I build a simple Dockerfile

FROM alpine

RUN apk add python3

CMD [“8.8.8.8”]

ENTRYPOINT [“ping”, “-c”, “5”]

I build the image from the directory $ docker build . -t myweb:3
it build fine, then I run it
$ docker run myweb:3 it will ping 8.8.8.8 5 times, just like expected.
then I try to run it again, 100% packet loss

If I reboot the system, and start Docker and go right to $ docker run myweb:3, again, it pings 5 times as expected, then I run the container again, 100% packet loss.
When I check the logs of that container via Docker Desktop, you see the first 5 pings as successful, then the 2nd+ times, 100% packet loss.

I have tried building a custom network with my local home network.
I have modded the daemon.json file with all the correct into.
I cant figure it out.

To add to this, if I change the Dockerfile to ping google.com,. save it, and build the image with a -t myweb:4, it tries to ping google.com via ipv6 and 100% packet loss.
If I reboot, and try running $ docker run myweb:4 it fails 100% loss via ipv6
if I then try to run myweb:3, it fails 100% loss
I can only get it to ping 8.8.8.8 running myweb:3 fresh off a reboot, and it only does it the one time.

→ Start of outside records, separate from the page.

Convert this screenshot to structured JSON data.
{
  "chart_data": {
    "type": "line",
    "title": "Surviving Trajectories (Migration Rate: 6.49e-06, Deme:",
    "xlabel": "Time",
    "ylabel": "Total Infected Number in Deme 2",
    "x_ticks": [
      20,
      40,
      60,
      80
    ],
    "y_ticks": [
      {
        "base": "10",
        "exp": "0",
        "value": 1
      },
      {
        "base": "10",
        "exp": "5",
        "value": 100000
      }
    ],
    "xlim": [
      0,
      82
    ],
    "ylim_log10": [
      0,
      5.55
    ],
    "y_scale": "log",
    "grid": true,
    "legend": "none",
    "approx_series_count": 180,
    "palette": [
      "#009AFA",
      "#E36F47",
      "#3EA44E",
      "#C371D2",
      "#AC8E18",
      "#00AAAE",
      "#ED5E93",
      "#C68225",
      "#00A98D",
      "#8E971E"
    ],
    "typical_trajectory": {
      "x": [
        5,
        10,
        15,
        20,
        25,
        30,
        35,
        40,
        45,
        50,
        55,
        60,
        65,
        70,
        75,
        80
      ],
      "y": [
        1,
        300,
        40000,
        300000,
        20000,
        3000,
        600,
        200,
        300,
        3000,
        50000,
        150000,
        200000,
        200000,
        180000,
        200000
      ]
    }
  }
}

When I run $ docker inspect container_name, under “Network Settings”: it says “Bridge”: " ",

Is that supposed to say someone in the quotes after bridge? Should it say “Bridge”: “my_network”?

I am thoroughly confused of why the container will successfully run once, and then not anytime after that. Hopefully I am missing something simple.

Thanks for your time!

Sometimes to catch an error you need to start splitting by halves where’s the problem until you reach it.

Maybe you can change the entrypoint to a bash. Then repeat the exact test but running -it and instead of expecting it to run the ping automatically. When you get control into the bash, do the ping manually.

This way we can isolate if when running the container the second time it works (so your infrastructure is okay and we have something related to the configuration) or if you get control and you loose networking on the second run we need to tackle with infrastructure.

Even more, probably to narrow-down the problem, you probably don’t need python to make a ping test so if your dockerfile gets reduced to FROM alpine and nothing else you probably can first run the test on an alpine image without buiding your own.

So I suggest these tests:

  1. Run the alpine -it against it’s bash + do the ping. Exit. Repeat a second run. Do the ping. Does it work? If not, copy/paste session with commands and outputs.
  2. If it works make an image FROM alpine and nothing else. Run. Ping. Exit. Run second time. Ping. Does it work?
  3. If it works, make an image FROM alpine + add python without changing the command nor entrypoint (leave the bash). Run. Ping. Exit. Run. Ping. Does it work?

Tell us what test are you running (1, 2 or 3) and copy/paste the entire session so we can see commands and outputs. Keep the session to the bare minimum so we are not lost in details.